Banks Botanicals Founders Frank De Palma, Brian Cohen and Yolanda Uys. PICTURE: SUPPLIED

By Renee Wood

Selected Victorian producers have been given unique opportunities to access hospitality industry stakeholders and consumers through a State Government funded program promoting the state’s beverages.

Healesville’s Banks Botanicals was contacted to join the Drink Victorian campaign last year which was launched in response to the pandemic.

Co-founder Brian Cohen said there are three key events the non-alcoholic spirit producer is taking part in.

The first was held part of the Melbourne Food and Wine Festival early April, allowing consumers to try Victorian products via tasting paddles.

Mr Cohen said the event was well received and saw instant results from social media interaction and a Monbulk beverage outlet looking to stock their product.

“The event ran on Saturday and pretty much on the Monday we had someone emailing us saying they saw us as part of that and they would be interested in talking to us and looking into stocking us,” Mr Cohen said.

Drink Victorian was launched by the State Government in December 2021 as a way to get more producers promoted and purchased through hospitality venues and on the shelves of stores.

Boosting consumer awareness was another key facet of the $1.5 million dollar initiative.

Agriculture Minister Mary-Anne Thomas announced the funding in April 2021.

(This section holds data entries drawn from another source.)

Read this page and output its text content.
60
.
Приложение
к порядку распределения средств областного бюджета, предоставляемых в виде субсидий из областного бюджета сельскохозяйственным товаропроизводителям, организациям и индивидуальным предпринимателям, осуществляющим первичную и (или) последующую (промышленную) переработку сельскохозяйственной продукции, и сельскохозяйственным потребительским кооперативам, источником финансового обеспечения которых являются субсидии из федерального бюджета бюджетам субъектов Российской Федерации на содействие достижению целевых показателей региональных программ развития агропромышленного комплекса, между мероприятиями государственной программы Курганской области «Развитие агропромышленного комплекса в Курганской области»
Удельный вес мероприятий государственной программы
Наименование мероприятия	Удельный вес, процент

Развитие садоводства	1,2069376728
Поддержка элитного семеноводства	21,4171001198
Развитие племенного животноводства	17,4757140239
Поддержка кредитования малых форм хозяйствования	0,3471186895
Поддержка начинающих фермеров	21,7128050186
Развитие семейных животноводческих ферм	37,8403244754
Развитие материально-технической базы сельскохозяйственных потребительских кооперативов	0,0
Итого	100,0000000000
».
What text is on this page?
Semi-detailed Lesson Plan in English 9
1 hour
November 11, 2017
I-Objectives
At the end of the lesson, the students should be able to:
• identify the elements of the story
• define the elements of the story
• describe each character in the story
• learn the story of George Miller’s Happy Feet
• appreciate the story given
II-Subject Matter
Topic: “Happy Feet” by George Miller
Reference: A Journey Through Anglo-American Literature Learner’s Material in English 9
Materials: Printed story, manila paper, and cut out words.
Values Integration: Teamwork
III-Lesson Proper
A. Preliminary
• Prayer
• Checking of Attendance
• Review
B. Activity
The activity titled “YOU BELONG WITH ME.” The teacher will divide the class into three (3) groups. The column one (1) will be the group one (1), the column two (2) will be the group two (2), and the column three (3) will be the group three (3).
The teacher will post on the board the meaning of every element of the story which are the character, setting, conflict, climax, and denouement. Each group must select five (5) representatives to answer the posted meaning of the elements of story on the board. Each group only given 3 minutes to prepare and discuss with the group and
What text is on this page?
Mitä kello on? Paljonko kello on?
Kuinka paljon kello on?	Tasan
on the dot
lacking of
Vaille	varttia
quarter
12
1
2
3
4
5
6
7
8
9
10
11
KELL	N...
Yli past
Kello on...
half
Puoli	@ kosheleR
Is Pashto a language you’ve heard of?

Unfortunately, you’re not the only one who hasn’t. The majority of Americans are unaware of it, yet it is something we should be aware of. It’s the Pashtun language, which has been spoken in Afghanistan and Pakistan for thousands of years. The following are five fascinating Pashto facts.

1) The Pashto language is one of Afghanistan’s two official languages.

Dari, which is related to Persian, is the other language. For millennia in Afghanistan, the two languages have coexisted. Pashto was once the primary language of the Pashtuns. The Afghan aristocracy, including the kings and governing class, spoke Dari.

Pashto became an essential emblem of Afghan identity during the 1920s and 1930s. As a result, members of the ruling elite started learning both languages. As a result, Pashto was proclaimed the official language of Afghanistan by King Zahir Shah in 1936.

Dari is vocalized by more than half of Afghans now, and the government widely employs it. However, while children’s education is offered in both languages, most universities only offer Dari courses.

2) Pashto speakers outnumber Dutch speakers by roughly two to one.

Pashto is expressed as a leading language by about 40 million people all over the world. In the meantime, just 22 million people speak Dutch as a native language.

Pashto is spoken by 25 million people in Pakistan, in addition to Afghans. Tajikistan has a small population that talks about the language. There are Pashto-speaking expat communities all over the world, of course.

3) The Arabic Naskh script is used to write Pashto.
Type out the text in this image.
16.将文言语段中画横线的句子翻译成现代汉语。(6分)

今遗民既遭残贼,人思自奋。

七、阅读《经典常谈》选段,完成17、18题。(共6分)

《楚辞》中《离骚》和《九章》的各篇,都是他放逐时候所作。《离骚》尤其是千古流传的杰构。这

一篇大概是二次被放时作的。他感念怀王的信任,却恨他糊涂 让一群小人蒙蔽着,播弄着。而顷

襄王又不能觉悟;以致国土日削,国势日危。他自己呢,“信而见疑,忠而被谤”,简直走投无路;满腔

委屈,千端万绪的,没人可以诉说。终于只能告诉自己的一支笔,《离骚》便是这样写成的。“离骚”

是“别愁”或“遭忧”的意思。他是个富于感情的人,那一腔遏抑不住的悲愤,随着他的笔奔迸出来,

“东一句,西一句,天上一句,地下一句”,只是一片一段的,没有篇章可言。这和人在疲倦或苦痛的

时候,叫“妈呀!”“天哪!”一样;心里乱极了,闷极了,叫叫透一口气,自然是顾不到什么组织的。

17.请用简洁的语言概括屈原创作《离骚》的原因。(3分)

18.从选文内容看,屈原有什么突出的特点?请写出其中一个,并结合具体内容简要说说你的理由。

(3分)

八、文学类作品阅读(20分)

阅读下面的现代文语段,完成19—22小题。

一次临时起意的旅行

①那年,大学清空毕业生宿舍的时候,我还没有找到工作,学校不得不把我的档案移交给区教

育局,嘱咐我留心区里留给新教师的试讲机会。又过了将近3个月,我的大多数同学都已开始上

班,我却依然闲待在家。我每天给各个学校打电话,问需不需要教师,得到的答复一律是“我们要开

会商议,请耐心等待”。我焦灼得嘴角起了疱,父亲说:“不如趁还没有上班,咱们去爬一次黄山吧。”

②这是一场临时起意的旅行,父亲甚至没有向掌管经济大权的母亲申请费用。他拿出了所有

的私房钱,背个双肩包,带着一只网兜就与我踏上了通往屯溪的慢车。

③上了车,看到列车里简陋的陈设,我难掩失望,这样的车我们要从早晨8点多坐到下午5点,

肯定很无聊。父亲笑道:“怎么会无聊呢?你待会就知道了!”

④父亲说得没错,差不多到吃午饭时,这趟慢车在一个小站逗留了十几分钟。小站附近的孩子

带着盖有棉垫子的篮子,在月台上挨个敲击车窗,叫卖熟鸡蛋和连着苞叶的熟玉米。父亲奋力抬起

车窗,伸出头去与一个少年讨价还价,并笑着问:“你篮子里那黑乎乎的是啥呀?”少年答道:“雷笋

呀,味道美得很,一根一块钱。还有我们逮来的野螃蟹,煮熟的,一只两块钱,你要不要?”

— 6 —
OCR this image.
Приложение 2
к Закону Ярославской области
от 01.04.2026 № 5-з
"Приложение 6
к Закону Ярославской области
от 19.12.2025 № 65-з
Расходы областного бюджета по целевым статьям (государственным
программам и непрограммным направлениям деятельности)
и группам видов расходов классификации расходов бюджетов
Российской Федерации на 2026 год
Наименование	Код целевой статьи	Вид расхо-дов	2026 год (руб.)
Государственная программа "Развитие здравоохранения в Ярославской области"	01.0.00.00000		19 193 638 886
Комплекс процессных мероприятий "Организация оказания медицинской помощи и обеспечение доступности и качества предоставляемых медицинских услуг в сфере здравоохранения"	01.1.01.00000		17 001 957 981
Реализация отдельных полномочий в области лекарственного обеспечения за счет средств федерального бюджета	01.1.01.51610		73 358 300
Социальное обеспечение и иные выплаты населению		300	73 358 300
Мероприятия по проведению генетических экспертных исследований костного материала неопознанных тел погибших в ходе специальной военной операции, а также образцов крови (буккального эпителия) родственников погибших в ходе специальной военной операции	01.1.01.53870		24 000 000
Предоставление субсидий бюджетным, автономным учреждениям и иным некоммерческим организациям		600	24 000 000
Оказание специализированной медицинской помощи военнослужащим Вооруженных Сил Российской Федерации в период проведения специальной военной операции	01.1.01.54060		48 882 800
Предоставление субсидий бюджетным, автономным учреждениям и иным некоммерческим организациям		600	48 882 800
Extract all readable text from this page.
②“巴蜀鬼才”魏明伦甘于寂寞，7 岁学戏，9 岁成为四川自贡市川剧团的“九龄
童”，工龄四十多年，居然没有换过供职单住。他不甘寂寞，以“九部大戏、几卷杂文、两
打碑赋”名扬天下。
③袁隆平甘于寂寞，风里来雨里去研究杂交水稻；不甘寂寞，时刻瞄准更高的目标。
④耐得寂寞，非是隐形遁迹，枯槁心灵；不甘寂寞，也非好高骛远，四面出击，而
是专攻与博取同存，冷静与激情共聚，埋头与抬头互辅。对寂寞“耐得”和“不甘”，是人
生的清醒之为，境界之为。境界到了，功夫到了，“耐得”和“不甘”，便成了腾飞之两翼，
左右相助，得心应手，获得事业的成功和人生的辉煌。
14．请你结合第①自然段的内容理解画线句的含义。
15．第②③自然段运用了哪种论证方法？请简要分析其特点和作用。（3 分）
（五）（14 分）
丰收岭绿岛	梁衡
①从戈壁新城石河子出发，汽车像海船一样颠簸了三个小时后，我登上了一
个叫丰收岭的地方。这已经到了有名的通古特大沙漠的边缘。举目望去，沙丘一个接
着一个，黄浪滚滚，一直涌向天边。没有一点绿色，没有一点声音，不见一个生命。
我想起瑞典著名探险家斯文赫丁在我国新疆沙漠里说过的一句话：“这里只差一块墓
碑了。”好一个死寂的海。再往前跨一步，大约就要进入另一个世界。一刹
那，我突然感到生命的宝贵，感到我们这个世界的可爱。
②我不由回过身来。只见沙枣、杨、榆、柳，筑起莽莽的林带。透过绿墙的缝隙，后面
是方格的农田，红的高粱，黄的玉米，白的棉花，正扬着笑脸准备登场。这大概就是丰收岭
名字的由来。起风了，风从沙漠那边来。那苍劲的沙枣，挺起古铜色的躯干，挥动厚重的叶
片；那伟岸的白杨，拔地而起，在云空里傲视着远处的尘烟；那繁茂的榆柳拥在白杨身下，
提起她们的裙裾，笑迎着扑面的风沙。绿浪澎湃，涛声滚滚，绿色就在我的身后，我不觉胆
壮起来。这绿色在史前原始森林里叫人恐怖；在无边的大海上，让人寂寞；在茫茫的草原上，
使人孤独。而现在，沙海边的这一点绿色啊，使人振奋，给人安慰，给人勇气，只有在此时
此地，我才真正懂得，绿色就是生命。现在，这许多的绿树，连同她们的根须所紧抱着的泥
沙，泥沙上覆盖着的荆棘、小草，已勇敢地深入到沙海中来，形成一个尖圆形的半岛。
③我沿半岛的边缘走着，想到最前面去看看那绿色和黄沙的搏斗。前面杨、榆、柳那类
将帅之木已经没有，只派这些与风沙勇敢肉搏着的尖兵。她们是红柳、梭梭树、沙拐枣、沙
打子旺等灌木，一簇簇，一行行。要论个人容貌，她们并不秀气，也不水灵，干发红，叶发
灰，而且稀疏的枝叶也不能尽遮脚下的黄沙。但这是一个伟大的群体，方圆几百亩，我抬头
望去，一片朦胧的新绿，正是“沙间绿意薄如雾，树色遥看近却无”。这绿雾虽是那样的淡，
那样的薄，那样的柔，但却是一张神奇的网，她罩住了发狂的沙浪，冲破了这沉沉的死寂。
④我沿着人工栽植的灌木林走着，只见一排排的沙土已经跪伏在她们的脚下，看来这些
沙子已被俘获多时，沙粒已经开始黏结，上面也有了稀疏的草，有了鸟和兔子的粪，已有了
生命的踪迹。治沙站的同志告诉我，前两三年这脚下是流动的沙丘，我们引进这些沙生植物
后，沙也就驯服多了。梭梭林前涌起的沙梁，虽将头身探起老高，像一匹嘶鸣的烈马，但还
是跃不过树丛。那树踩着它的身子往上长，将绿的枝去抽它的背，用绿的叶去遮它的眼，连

“The Drink Victorian program will give more Victorians access to the exceptional drinks we produce in our state. This is an exciting step for the industry and consumers, and will provide a major boost for regional jobs,” Ms Thomas said.

The second event to take place for Drink Victorian is a regional meet and greet in the Yarra Valley with influential stakeholders in the hospitality industry and local producers, while another trade event will be held later in the year.

Mr Cohen said it’s a great opportunity to introduce their products, as it can be difficult and time consuming for a small business to travel throughout Melbourne to educate venues on their product.

“That’s a really unique experience where they get to come to see the region, see where we actually produce it and we actually get dedicated time… It’s just more of an experience and in depth conversation,” he said.

“Anything that we can do to meet more people in one session or make that more efficient is really invaluable for us.”

The no-low category is something that is increasing in the Australian consumer market and is still quite new for some venues to take on board.

Mr Cohen said it’s an area that’s growing as people look for something more sophisticated and complex rather than a sugary desert style ‘mocktail’.

“Typically I think around 25 to 30 per cent of any sort of venue will have will be made up of non-drinkers, now that they’re not permanent non-drinkers, but they’re just someone who’s not drinking on that occasion at that particular day.

“We’re talking about adult consumers who are wanting bold and sophisticated flavours with complexity and layers.”